一時所得ということになれば、脱税起訴基準に満たない(所得が半分計算になるから)だろう。課税区分誤りというカテゴリーなら、刑事事件にはなじまないことを、代理人が主張したしても戦術としてはアリだと思う。
ふたつ、重加算税をかけるなら、「隠蔽」または「仮装」の事実を課税側が立証する必要がある。あくまで行政処分なので刑事事件の経過・結果には左右されない。前述のとおり、現金には色がないうえに、自然人(個人)は帳簿や書類を作成していないことが多々である。となると、刑事事件で有罪になっても行政のペナルティは一番重い重加算税を適用できないということもある。

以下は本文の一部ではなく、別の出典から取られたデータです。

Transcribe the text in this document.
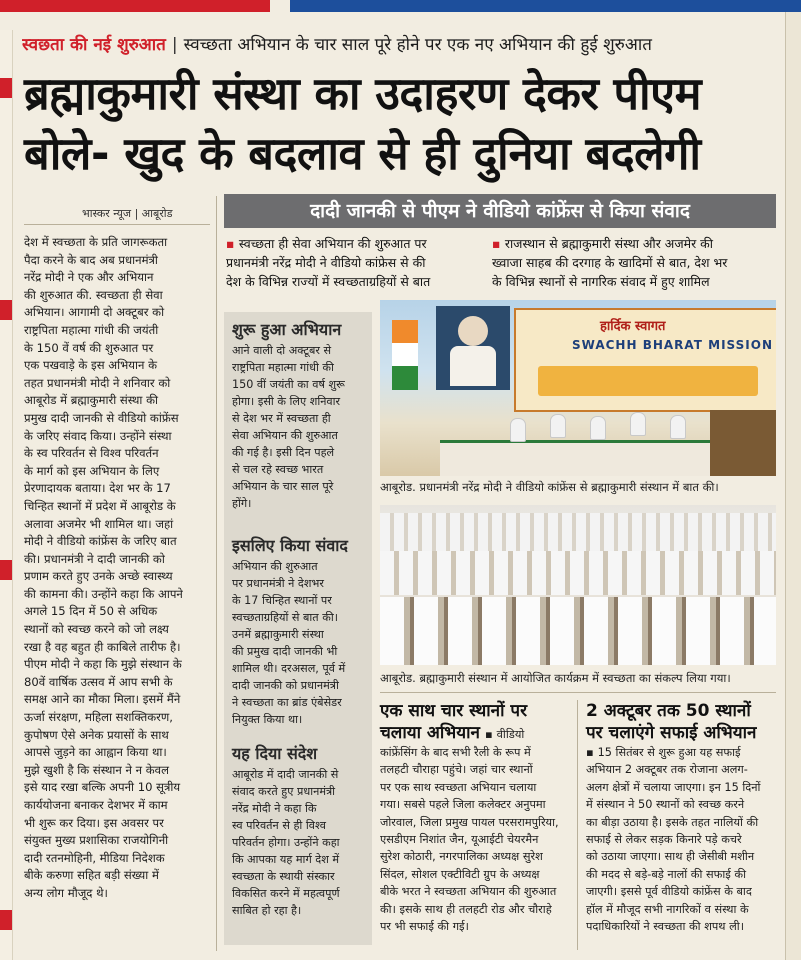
स्वछता की नई शुरुआत | स्वच्छता अभियान के चार साल पूरे होने पर एक नए अभियान की हुई शुरुआत
ब्रह्माकुमारी संस्था का उदाहरण देकर पीएम
बोले- खुद के बदलाव से ही दुनिया बदलेगी
भास्कर न्यूज | आबूरोड
देश में स्वच्छता के प्रति जागरूकता
पैदा करने के बाद अब प्रधानमंत्री
नरेंद्र मोदी ने एक और अभियान
की शुरुआत की. स्वच्छता ही सेवा
अभियान। आगामी दो अक्टूबर को
राष्ट्रपिता महात्मा गांधी की जयंती
के 150 वें वर्ष की शुरुआत पर
एक पखवाड़े के इस अभियान के
तहत प्रधानमंत्री मोदी ने शनिवार को
आबूरोड में ब्रह्माकुमारी संस्था की
प्रमुख दादी जानकी से वीडियो कांफ्रेंस
के जरिए संवाद किया। उन्होंने संस्था
के स्व परिवर्तन से विश्व परिवर्तन
के मार्ग को इस अभियान के लिए
प्रेरणादायक बताया। देश भर के 17
चिन्हित स्थानों में प्रदेश में आबूरोड के
अलावा अजमेर भी शामिल था। जहां
मोदी ने वीडियो कांफ्रेंस के जरिए बात
की। प्रधानमंत्री ने दादी जानकी को
प्रणाम करते हुए उनके अच्छे स्वास्थ्य
की कामना की। उन्होंने कहा कि आपने
अगले 15 दिन में 50 से अधिक
स्थानों को स्वच्छ करने को जो लक्ष्य
रखा है वह बहुत ही काबिले तारीफ है।
पीएम मोदी ने कहा कि मुझे संस्थान के
80वें वार्षिक उत्सव में आप सभी के
समक्ष आने का मौका मिला। इसमें मैंने
ऊर्जा संरक्षण, महिला सशक्तिकरण,
कुपोषण ऐसे अनेक प्रयासों के साथ
आपसे जुड़ने का आह्वान किया था।
मुझे खुशी है कि संस्थान ने न केवल
इसे याद रखा बल्कि अपनी 10 सूत्रीय
कार्ययोजना बनाकर देशभर में काम
भी शुरू कर दिया। इस अवसर पर
संयुक्त मुख्य प्रशासिका राजयोगिनी
दादी रतनमोहिनी, मीडिया निदेशक
बीके करुणा सहित बड़ी संख्या में
अन्य लोग मौजूद थे।
दादी जानकी से पीएम ने वीडियो कांफ्रेंस से किया संवाद
▪ स्वच्छता ही सेवा अभियान की शुरुआत पर
प्रधानमंत्री नरेंद्र मोदी ने वीडियो कांफ्रेस से की
देश के विभिन्न राज्यों में स्वच्छताग्रहियों से बात
▪ राजस्थान से ब्रह्माकुमारी संस्था और अजमेर की
ख्वाजा साहब की दरगाह के खादिमों से बात, देश भर
के विभिन्न स्थानों से नागरिक संवाद में हुए शामिल
शुरू हुआ अभियान
आने वाली दो अक्टूबर से
राष्ट्रपिता महात्मा गांधी की
150 वीं जयंती का वर्ष शुरू
होगा। इसी के लिए शनिवार
से देश भर में स्वच्छता ही
सेवा अभियान की शुरुआत
की गई है। इसी दिन पहले
से चल रहे स्वच्छ भारत
अभियान के चार साल पूरे
होंगे।
इसलिए किया संवाद
अभियान की शुरुआत
पर प्रधानमंत्री ने देशभर
के 17 चिन्हित स्थानों पर
स्वच्छताग्रहियों से बात की।
उनमें ब्रह्माकुमारी संस्था
की प्रमुख दादी जानकी भी
शामिल थी। दरअसल, पूर्व में
दादी जानकी को प्रधानमंत्री
ने स्वच्छता का ब्रांड एंबेसेडर
नियुक्त किया था।
यह दिया संदेश
आबूरोड में दादी जानकी से
संवाद करते हुए प्रधानमंत्री
नरेंद्र मोदी ने कहा कि
स्व परिवर्तन से ही विश्व
परिवर्तन होगा। उन्होंने कहा
कि आपका यह मार्ग देश में
स्वच्छता के स्थायी संस्कार
विकसित करने में महत्वपूर्ण
साबित हो रहा है।
हार्दिक स्वागत
SWACHH BHARAT MISSION
आबूरोड. प्रधानमंत्री नरेंद्र मोदी ने वीडियो कांफ्रेंस से ब्रह्माकुमारी संस्थान में बात की।
आबूरोड. ब्रह्माकुमारी संस्थान में आयोजित कार्यक्रम में स्वच्छता का संकल्प लिया गया।
एक साथ चार स्थानों पर
चलाया अभियान ▪ वीडियो
कांफ्रेंसिंग के बाद सभी रैली के रूप में
तलहटी चौराहा पहुंचे। जहां चार स्थानों
पर एक साथ स्वच्छता अभियान चलाया
गया। सबसे पहले जिला कलेक्टर अनुपमा
जोरवाल, जिला प्रमुख पायल परसरामपुरिया,
एसडीएम निशांत जैन, यूआईटी चेयरमैन
सुरेश कोठारी, नगरपालिका अध्यक्ष सुरेश
सिंदल, सोशल एक्टीविटी ग्रुप के अध्यक्ष
बीके भरत ने स्वच्छता अभियान की शुरुआत
की। इसके साथ ही तलहटी रोड और चौराहे
पर भी सफाई की गई।
2 अक्टूबर तक 50 स्थानों
पर चलाएंगे सफाई अभियान
▪ 15 सितंबर से शुरू हुआ यह सफाई
अभियान 2 अक्टूबर तक रोजाना अलग-
अलग क्षेत्रों में चलाया जाएगा। इन 15 दिनों
में संस्थान ने 50 स्थानों को स्वच्छ करने
का बीड़ा उठाया है। इसके तहत नालियों की
सफाई से लेकर सड़क किनारे पड़े कचरे
को उठाया जाएगा। साथ ही जेसीबी मशीन
की मदद से बड़े-बड़े नालों की सफाई की
जाएगी। इससे पूर्व वीडियो कांफ्रेंस के बाद
हॉल में मौजूद सभी नागरिकों व संस्था के
पदाधिकारियों ने स्वच्छता की शपथ ली।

これは、脱税を罰するのは所得税法の「不正」の罰則規定、重加算税は国税通則法の「隠蔽または仮装」が根拠の重加算税規定、というように適用する法律が異なるので、刑事と行政の処分結果が異なっても仕方がないことではあるが。
刑事事件の弁護側の駆け引きは、執行猶予をとりにいくときには完全白旗をあげるので検察の指摘を丸飲みするのが通例のようである。多少の不服があっても弁護方針はそうなる。つまりは自白が決定打となる。

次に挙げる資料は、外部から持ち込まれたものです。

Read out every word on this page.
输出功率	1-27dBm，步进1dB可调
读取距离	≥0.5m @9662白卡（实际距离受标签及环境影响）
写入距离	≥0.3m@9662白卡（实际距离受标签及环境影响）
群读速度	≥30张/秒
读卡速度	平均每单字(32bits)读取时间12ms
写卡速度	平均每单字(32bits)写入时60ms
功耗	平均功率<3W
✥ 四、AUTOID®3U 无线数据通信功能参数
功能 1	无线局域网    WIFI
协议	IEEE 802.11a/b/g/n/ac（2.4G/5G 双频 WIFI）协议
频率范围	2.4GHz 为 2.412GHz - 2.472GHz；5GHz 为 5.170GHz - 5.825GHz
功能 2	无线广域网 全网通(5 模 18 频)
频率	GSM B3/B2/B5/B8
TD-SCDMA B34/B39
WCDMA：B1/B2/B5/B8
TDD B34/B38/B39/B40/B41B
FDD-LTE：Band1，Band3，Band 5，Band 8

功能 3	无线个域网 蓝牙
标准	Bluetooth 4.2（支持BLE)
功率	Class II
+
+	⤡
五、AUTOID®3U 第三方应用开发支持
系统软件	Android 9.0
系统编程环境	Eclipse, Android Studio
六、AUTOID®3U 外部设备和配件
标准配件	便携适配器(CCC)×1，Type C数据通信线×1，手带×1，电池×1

仮に課税で再調査の請求(旧異議申し立て)をすると、刑事事件で「反省してない」とか言われるのが嫌だから泣き寝入り、静観することになるのが一般的なケースだろう。ただし、事実認定で重加算税を賦課決定できない場合は過少申告加算税の賦課決定というのもある。
いずれにせよ、納税者への加算税通知は、修正申告した月の翌月か翌々月にされる。実際の加算税が過少申告加算税なのか重加算税なのか、とても興味があるので引き続き注目したい。
なお、大学の理事長が私服を肥やす背任行為は、断じて許せないことであります。既述の文章は、決して元理事長を庇うものではないことを、念のため申し添えます。